Bonjour bonjour (ou plutôt bonsoir bonsoir :) ) voici un nouveau chapitre de Bound to Happen ! Je sais que ça fait un moment que je n'ai pas ajouté de chapitre, mais voilà, c'est fait ! Je tiens à vous remercier pour vos reviews qui me font chaud au cœur :) Je suis contente de voir que vous aimez ma traduction :)


Auteur : Ashida

Traductrice : Camille Riddle

Notes : rien ne m'appartient, les personnages originaux sont à Ayano Yamane et l'histoire est à Ashida.

Chapitre 4


« … Pas d'autre solution donc, vous allez devoir rester avec moi pour l'instant. »

Le silence continua à s'étirer.

« Non... Hong Kong. »

« Quoi ? »

« Emmènes moi à Hong Kong. »

Une fois encore, Takaba réussit à surprendre le secrétaire. C'était, d'une certaine façon, écœurant comme Hong Kong semblait logique, même pour Kirishima.

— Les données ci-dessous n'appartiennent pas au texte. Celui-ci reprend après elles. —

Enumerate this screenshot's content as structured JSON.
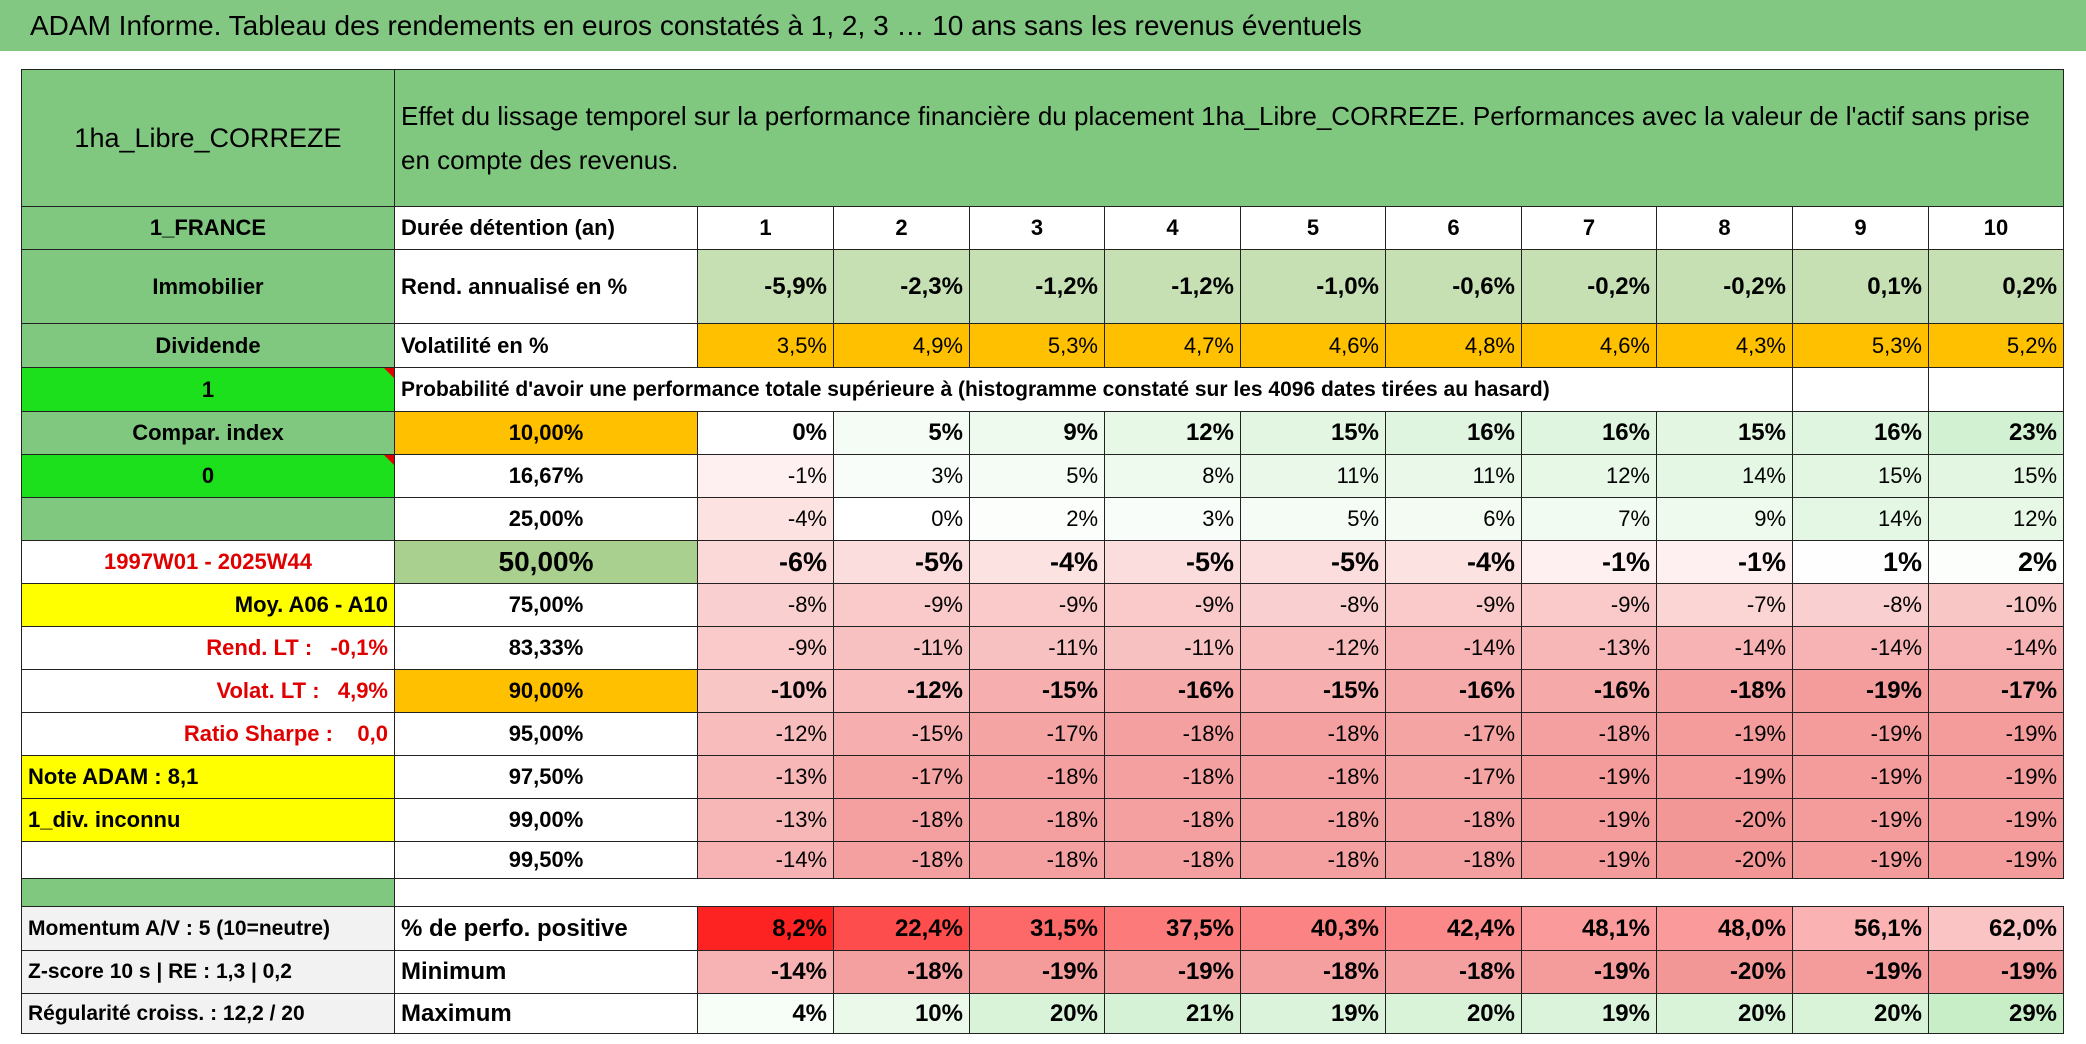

Feilong, la seule autre personne dont la vie avait été complètement détruite par lui, écrasée par ses mocassins en cuir, l'odeur de Dunhill envahissant l'air.

La fumée noir vous engloutissait, vous laissait vous débattre pour de l'air propre, vous pouviez vous battre autant que vous le vouliez, mais la fumée finissait par vous avoir, s'infiltrant dans vos poumons et votre vie, dans tout ce que vous êtes, jusqu'à ce qu'il ne reste pas un endroit intouché.

Mais soudain, sans que vous ne le réalisiez, vous êtes accros à cette fumée de seconde main, et une fois qu'elle s'en va, vous ne pouvez plus vivre sans elle. L'odeur de Dunhill pouvait vous tromper, vous faire croire que vous en avez besoin.

Vraiment, c'était écœurant à tel point c'était logique. Parfaitement logique. Feilong était la seule personne qui savait comment soigner cette maladie.

« Takaba-san... Vous savez que je ne peux pas faire ça. »

Akihito grogna pour signifier qu'il avait compris avant de parler à nouveau d'une voix monotone.

« Je m'en doutais. Pas besoin de m'appeler comme ça non plus, je ne suis plus rien pour vous maintenant... Plus rien pour personne. Déposez moi n'importe où, ça m'est égal. »

Kirishima tremblait, assit derrière le volant, en regardant le fantôme dans le rétroviseur. Il savait qu'il allait rêver de ces mots vides de vie pendant des semaines. Il savait que ça devait faire mal, ça devait être de la torture, de découvrir qu'au final, vous ne valez rien.

Vous n'avez aucune valeur pour la seule personne qui compte.

Kirishima en déduit que le garçon était en état de choque, il allait devoir trouver quelqu'un pour le surveiller quand ça allait arriver au cerveau. Dieu seul savait que Kirishima n'avait aucune envie d'être là quand ce moment arriverait, il n'était pas sûr de pouvoir gérer ça.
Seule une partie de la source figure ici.